The library is now a full-time classroom.
The library is now a full-time classroom. Photo credit: RNZ / Sam Olley

By Sam Olley for RNZ

Children at a rural Te Tai Tokerau school are learning in the corridor, in the staffroom and sometimes even outside because of a lack of classrooms.

Tautoro School, south of Kaikohe, has doubled in size in the past five years to 154 students, but it is not getting any new teaching spaces until the end of the year.

The library is now a full-time classroom, and the school's biggest room has been split to fit two classes.

There is no school hall and sometimes children are taught outside, depending on the weather, so they're not so squished.

Sewing lessons are taught in a long hallway.

Principal Tracey Simeon said the lack of space created new problems every day.

"I am entitled to at least nine teaching spaces. I've only got six. I've had to use one of our classrooms as a staffroom/technology room."

Tautoro is a Decile 1 school and life is often hard at home for pupils.

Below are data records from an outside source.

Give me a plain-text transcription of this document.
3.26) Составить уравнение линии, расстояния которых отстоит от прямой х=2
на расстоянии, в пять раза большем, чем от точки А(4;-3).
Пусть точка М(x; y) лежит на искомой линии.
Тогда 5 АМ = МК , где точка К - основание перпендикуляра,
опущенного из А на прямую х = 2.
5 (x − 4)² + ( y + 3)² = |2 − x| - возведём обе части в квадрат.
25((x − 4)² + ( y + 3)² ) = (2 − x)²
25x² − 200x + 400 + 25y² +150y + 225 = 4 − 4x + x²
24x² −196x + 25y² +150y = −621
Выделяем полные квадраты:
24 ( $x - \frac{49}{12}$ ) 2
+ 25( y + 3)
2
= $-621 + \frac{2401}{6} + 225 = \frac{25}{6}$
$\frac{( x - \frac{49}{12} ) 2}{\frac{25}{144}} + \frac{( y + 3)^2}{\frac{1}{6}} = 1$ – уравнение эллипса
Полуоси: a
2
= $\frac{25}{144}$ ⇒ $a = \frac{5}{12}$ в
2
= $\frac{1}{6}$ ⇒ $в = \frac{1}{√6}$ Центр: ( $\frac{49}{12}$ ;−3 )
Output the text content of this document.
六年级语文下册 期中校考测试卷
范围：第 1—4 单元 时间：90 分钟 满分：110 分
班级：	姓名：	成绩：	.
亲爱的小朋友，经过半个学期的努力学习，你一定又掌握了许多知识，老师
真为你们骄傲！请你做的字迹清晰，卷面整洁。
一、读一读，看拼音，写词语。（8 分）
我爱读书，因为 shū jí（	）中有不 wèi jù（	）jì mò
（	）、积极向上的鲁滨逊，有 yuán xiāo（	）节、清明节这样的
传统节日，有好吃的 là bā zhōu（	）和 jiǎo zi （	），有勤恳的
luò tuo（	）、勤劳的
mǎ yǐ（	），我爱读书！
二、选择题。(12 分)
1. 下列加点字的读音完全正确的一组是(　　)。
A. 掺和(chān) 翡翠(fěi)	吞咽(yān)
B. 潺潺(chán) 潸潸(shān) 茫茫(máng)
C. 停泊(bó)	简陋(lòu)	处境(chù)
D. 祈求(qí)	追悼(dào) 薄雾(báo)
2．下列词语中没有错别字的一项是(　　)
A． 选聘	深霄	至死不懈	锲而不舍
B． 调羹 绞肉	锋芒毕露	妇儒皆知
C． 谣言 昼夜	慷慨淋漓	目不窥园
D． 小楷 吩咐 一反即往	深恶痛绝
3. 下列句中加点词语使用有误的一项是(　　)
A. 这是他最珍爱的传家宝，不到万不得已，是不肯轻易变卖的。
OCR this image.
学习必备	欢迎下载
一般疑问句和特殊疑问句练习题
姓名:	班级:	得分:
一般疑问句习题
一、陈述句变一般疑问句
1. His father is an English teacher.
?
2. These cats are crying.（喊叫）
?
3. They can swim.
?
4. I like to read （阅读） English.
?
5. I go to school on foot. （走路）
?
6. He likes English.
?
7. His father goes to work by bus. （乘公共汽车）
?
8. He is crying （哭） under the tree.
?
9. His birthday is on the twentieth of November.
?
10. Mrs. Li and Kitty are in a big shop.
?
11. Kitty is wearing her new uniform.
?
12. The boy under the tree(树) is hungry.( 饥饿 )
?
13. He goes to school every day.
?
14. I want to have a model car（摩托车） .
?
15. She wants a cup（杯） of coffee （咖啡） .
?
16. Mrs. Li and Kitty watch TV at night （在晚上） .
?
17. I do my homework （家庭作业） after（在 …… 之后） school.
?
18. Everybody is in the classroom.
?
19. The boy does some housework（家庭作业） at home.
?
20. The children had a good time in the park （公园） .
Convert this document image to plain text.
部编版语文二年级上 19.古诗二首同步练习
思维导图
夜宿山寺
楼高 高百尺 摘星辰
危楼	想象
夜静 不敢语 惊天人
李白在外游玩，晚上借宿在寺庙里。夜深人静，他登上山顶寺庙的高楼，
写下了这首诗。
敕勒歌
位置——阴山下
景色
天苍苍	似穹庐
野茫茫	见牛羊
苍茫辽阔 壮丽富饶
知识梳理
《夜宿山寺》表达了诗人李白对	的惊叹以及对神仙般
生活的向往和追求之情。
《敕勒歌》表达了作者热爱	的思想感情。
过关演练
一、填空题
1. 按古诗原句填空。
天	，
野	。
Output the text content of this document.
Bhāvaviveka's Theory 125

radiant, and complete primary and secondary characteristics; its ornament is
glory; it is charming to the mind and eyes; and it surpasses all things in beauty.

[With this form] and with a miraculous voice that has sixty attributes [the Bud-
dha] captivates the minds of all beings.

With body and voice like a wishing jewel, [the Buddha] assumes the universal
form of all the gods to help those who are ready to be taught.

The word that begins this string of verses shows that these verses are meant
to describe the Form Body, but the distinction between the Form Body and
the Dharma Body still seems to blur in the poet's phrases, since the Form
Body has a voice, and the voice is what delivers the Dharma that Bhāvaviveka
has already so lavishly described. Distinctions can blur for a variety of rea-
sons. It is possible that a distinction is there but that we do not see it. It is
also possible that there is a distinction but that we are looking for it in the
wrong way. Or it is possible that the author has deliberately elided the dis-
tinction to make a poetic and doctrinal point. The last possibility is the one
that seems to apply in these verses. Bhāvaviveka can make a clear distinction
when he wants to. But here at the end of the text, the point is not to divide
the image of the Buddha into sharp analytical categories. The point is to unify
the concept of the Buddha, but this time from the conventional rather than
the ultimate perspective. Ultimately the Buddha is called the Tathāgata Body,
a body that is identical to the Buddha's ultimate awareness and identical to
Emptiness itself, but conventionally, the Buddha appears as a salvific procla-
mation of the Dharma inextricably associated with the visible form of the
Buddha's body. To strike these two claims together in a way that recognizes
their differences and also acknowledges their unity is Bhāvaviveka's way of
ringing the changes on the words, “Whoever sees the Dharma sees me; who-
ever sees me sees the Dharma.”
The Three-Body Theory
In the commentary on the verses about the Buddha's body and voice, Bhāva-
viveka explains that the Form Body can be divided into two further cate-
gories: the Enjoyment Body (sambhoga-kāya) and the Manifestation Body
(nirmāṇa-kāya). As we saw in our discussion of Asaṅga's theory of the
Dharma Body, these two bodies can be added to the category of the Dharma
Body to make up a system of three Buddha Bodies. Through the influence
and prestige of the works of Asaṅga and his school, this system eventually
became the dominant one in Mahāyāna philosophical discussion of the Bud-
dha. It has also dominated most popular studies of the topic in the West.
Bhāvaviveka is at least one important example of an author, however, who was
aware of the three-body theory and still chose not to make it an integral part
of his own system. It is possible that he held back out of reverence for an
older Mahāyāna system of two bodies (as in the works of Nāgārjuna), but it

Simeon told RNZ that, last term, one student died from meningococcal disease and, this month, four tamariki tested positive for a precursor to rheumatic fever. Overcrowding is common.

"I have a whānau that lives in tents. One that lives in a tent and caravan sort of concoction with a tin shed."

But she said overcrowding shouldn't be a problem at school.

She wanted her children to have learning experiences as good as those at decile 10 schools.

"People would say in New Zealand: 'Oh they get the same opportunities'. We don't."

Deputy principal Mattie Paraha attended Tautoro School in the 1960s.

In the decades after, the urban drift took hundreds of people away. Now they're coming back.

Kaikohe's population grew 15 percent in the five years to 2018 in the latest Census.

Mattie Paraha said many more had arrived since the Covid-19 lockdown.

"A lot of the young families have realised that Auckland is way too expensive. So a lot of them are moving home. They're looking at papakāinga housing on their whenua and coming back to their old school."

The Ministry of Education will build two new classrooms by the end of the year.

Simeon said that was a godsend, but it wouldn't be enough.

She and fellow staff told RNZ this year's Budget - to be announced today - should pay more attention to the low-decile rural schools taking on city-leavers.

In a statement, the Ministry of Education said it was considering school zoning to prevent overcrowding at Tautoro but community consultation hadn't started yet.

The ministry's acting head of infrastructure, Rob Campbell, said the roofs on two buildings had recently been replaced, as well as the school's water treatment and septic systems, and the pool was repaired.

He said $83,000 was set aside in last year's Budget for a new verandah at Tautoro, soon to be completed, but property funding was based on school rolls, not deciles.

Tautoro School leaders have asked to meet with Te Tai Tokerau MP Kelvin Davis and he confirmed to RNZ he would visit next month.